Supply-chain resilience is not only operational but existential with the case of a heritage retailer like M&S, which is spread out throughout food, fashion, homeware and online platforms. As noted in the Annual Report 2025, despite revenue of 13.8 billion and adjusted pre-tax profit of 875.5 million, the firm experienced a year that was all-absorbing as a result of a cyber-attack on the company that highlighted the vulnerability of even systems that have had a digital maturity. The management has clearly realised that outdated systems and sub-optimal logistics were still below industry-leading standards, which supported the necessity of structural renewal.

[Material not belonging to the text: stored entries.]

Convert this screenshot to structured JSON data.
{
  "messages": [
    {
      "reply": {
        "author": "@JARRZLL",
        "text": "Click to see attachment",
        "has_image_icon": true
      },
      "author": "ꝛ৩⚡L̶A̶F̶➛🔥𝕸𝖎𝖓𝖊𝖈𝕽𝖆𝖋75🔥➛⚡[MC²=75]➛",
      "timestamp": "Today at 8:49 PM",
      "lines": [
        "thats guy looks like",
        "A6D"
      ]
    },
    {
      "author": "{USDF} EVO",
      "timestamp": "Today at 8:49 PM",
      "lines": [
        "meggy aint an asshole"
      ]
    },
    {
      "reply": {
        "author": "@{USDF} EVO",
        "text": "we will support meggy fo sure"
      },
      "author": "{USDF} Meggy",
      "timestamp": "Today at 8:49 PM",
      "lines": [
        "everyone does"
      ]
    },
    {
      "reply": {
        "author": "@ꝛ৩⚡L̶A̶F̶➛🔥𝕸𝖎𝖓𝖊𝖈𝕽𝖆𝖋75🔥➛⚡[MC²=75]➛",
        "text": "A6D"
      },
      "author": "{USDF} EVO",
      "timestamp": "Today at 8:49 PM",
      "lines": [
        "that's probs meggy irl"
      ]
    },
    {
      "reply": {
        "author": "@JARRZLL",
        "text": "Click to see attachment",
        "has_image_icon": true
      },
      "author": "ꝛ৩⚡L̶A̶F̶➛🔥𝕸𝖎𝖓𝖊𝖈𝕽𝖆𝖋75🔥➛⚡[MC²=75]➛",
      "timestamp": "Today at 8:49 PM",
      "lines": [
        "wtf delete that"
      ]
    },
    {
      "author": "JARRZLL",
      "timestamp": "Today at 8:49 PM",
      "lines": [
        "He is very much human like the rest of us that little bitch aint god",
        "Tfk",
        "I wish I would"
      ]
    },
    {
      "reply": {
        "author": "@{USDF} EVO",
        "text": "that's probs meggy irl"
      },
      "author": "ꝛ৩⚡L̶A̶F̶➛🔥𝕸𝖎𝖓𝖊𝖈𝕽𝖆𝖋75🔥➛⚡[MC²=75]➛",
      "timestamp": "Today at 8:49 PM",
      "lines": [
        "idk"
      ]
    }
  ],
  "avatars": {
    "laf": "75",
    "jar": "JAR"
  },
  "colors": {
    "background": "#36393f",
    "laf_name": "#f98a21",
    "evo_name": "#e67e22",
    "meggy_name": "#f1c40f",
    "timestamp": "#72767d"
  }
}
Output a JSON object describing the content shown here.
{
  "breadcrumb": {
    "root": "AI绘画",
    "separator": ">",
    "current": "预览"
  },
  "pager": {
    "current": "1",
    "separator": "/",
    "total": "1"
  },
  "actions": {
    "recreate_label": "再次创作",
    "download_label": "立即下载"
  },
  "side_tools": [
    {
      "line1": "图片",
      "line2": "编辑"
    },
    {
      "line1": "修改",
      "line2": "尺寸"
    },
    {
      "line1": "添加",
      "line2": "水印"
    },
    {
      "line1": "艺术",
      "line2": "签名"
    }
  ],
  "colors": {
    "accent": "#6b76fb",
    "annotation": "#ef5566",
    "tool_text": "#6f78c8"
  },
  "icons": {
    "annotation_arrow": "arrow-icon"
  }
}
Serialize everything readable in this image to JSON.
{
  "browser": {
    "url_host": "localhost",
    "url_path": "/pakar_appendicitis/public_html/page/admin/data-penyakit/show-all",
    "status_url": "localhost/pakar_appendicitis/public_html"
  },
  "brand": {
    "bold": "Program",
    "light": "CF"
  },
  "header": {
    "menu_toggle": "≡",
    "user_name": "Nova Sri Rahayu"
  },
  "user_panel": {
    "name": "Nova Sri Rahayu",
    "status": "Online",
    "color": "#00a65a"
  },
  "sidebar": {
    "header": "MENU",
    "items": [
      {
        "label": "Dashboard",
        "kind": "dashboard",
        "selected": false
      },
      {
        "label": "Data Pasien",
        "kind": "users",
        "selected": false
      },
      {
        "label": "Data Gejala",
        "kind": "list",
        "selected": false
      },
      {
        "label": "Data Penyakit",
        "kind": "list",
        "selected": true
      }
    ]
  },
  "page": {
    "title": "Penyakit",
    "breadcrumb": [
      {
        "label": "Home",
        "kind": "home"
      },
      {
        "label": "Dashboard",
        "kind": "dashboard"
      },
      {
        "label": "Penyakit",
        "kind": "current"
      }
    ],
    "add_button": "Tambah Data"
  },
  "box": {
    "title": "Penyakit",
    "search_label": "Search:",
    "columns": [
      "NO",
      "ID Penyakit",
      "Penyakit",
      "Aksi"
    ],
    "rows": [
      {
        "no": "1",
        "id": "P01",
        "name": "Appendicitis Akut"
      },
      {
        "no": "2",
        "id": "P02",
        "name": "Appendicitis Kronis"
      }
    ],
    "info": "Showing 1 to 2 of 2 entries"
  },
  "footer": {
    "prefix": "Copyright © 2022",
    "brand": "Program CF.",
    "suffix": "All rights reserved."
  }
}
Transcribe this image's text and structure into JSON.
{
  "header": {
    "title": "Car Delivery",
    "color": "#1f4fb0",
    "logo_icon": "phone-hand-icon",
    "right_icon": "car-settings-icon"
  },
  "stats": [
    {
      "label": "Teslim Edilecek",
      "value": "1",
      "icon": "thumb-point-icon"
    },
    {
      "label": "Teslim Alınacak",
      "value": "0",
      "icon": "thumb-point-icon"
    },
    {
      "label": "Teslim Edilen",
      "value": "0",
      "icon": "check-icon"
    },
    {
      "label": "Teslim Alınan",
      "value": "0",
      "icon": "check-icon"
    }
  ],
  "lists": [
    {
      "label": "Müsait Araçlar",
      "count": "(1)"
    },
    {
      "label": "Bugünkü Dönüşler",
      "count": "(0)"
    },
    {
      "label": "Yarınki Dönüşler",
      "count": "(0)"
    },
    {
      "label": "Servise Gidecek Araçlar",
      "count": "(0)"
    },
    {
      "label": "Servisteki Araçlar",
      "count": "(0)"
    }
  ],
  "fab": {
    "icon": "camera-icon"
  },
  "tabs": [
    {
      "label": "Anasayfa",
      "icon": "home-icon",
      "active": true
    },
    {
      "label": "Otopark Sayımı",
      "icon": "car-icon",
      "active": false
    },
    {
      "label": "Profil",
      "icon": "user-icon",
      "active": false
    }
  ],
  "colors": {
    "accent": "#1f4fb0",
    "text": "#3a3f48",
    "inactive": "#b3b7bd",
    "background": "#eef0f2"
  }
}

The British retail market is still under a significant threat of compounded risks. Roscoe et al. found that the geopolitical unrests like Brexit and the Russia-Ukraine conflict had redefined managerial supply-chain logics and compelled executives to negotiate between cost efficiency and resiliency via near-shoring and multi-sourcing. These macro-level variables go hand in hand with inflationary pressures that are conveyed via global value chains, in which bottlenecks in freight and components supply played a significant role in driving UK consumer prices to post-pandemic heights.
For example, in 2023 44% of EU firms that imported from China experienced transport and logistics challenges, while only 22% of firms that import solely within the EU reported similar numbers.
In response to challenges like these, trade patterns have shifted. The share of EU exports directed to the US increased to 21% in 2023, compared to a 14% in 2010. This is in order to mitigate risk and enhance supply chain resilience.